The top photo is from the Detroit Publishing Company, courtesy of Shorpy. The photo below, from The Horseless Age August 8, 1905 issue, shows Megargel, the Mountaineer and Fassett before leaving New York City in 1905. Full details of the trip can be found in The Automobile June 14, 1906 issue in the center above.
S. B. Stevens stabled his fleet behind his very impressive house in this garage in Rome, NY, were he lived, which is about an hour west of Albany, NY. Stevens appears to have been part of the J.P. Stevens & Co., a large textile firm founded in 1813, that is still operation today.
Stevens could afford the best and at the time and that was a Mercedes-Simplex 60 h.p., one of which with its oval lamps is what you see parked on the far left of the garage. Just to the left of it is a beautiful quarter-sawn oak oil-dispenser with a smaller portable unit on top of it. The walls and ceiling are covered in wainscoting with a high gloss finish and decorated with period lithographs. The windows have the shades drawn, possibly to protect the cars varnished finishes from sun light or to keep excess light from spoiling the photograph.
The second car from the left in this impressive garage is a 1904 or earlier Winton. The car in the middle is an unknown and is likely to be older the its mates to the left.

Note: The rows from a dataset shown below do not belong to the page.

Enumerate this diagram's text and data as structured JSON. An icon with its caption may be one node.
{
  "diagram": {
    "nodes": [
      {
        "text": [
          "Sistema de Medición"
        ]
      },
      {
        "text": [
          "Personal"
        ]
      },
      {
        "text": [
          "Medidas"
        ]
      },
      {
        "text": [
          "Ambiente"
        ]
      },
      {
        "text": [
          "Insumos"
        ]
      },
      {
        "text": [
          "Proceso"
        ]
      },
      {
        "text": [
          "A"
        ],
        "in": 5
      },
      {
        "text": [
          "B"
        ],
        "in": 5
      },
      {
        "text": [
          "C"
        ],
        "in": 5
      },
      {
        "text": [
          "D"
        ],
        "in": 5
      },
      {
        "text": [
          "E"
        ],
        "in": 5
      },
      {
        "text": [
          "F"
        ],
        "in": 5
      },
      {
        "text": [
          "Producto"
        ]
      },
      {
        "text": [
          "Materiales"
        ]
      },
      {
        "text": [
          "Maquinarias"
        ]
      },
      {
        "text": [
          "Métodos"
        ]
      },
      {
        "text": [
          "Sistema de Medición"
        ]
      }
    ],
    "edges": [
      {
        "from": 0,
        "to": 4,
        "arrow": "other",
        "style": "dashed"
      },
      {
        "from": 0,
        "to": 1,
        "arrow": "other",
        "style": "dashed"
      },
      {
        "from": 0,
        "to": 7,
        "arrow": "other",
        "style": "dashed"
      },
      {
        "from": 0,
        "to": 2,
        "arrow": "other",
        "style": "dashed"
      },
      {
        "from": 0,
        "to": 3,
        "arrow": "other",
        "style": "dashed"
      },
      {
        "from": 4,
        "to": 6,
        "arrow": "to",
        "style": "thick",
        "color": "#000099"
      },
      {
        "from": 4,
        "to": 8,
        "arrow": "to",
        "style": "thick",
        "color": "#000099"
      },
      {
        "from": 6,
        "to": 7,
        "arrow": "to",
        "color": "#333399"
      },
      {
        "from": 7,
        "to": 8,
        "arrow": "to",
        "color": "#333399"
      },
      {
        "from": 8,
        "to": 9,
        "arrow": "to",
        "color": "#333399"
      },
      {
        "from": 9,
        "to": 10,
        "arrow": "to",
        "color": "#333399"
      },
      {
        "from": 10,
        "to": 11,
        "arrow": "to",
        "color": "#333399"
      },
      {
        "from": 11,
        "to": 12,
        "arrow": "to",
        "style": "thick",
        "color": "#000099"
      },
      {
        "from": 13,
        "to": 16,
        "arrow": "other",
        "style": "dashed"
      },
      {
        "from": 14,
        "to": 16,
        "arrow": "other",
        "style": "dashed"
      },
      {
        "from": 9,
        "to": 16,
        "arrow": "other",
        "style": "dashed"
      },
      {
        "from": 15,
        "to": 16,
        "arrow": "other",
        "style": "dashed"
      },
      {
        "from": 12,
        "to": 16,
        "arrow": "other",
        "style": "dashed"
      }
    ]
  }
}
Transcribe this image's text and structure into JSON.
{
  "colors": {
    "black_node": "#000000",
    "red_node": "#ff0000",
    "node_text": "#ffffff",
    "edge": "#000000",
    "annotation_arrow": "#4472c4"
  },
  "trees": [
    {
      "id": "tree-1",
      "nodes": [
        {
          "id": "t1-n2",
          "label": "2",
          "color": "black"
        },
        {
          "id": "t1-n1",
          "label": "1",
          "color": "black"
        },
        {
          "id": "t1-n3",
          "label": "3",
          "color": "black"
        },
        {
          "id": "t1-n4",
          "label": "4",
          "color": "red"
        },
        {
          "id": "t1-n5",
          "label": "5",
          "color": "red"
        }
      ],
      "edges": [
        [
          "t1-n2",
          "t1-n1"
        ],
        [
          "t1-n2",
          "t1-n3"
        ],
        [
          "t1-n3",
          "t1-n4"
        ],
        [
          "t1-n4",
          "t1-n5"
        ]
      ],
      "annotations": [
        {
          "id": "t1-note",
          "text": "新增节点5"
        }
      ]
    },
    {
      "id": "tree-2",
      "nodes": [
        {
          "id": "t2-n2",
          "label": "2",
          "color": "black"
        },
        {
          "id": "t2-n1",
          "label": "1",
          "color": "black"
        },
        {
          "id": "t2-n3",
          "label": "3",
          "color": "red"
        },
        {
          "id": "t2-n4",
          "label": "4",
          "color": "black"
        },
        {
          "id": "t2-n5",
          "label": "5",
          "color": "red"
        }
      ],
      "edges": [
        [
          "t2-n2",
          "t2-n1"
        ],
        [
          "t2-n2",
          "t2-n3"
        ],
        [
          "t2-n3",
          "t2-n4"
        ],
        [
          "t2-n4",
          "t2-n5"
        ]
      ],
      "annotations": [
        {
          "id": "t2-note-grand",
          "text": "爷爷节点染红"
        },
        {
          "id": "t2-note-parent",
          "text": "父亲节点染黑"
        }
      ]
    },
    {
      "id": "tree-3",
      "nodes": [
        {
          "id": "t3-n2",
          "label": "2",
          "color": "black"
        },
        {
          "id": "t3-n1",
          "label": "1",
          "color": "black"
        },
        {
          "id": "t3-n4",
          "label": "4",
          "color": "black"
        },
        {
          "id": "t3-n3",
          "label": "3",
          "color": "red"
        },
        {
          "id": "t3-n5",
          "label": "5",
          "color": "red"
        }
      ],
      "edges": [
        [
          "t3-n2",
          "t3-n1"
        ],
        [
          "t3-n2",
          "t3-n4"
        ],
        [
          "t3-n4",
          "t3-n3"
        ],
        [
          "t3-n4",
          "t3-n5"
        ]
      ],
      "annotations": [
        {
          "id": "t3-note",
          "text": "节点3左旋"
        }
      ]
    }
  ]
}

The last two cars on the right, the first being a touring car and the second a roadster have the appearance of being early steamers.
The garage is also equipped with a hanging lighting fixture in the center of the ceiling and off on the far right, next to the wall can be seen a cast iron radiator, which tells us that it was heated by central heat and was a well equipped and modern garage at the time.
We will show you two more photos of the very impressive house and garage soon, along with the Mercedes, the chauffeur, the footman and also S. B. Stevens posing out in front of the house. We will also include more infor-mation about the 60 h.p. Mercedes, the general design of which, was copied and imitated by most all automobile makers at the time.
The Mercedes was one of the hottest things on wheels then and a S. B. Stevens was an early racer. He is seen just below in the number 28, 60 h.p. Mercedes, racing Sardoni on the beach at Ormond-Daytona in the 1905 Speed meet. Stevens was quite involved with early racing and also had profession drivers race his car for him later on.
If any of our readers can help, we would like to know the following; The makers of the car in the middle of the garage along with the two on the right. Photo above courtesy of Edward Fiore. Photo below from Auto Topics, April 1905 issue.
This great very early photo shows Barney Oldfield and possibly his wife Beatrice posing in what is believed to have been his first Peerless racing car. Barney started driving for Peerless in 1903 and the first event that we were able to find him recorded as driving one, was a race meet in September at Grosse Point, MI., where he won a 5 mile race and finished second in a 15 mile race.
This car that Oldfield is posing in, appears to be very similar to the Peerless that Charles Wridgeway is seen in during 1903 at the New York, Empire City track in just below. The Wridgeway car is stripped of its hood at that meet, but appears to have the very same shape on the wooden dash board, along with sharing many of the other details as the car Oldfield is in. There is a possibility that this is a promotional photo taken, when Oldfield started driving the Green Dragons for Peerless late in 1903. Oldfield was also driving for both Winton ( he quit on April 12) and Ford earlier in 1903.
This photo above comes to us courtesy of Mike Schultz who found it over forty years ago with other Peerless and White steamer photos, one of which had a connection to Atlantic City, NJ. The photo below is from the Peter Helck Collection, courtesy of Racemaker Press.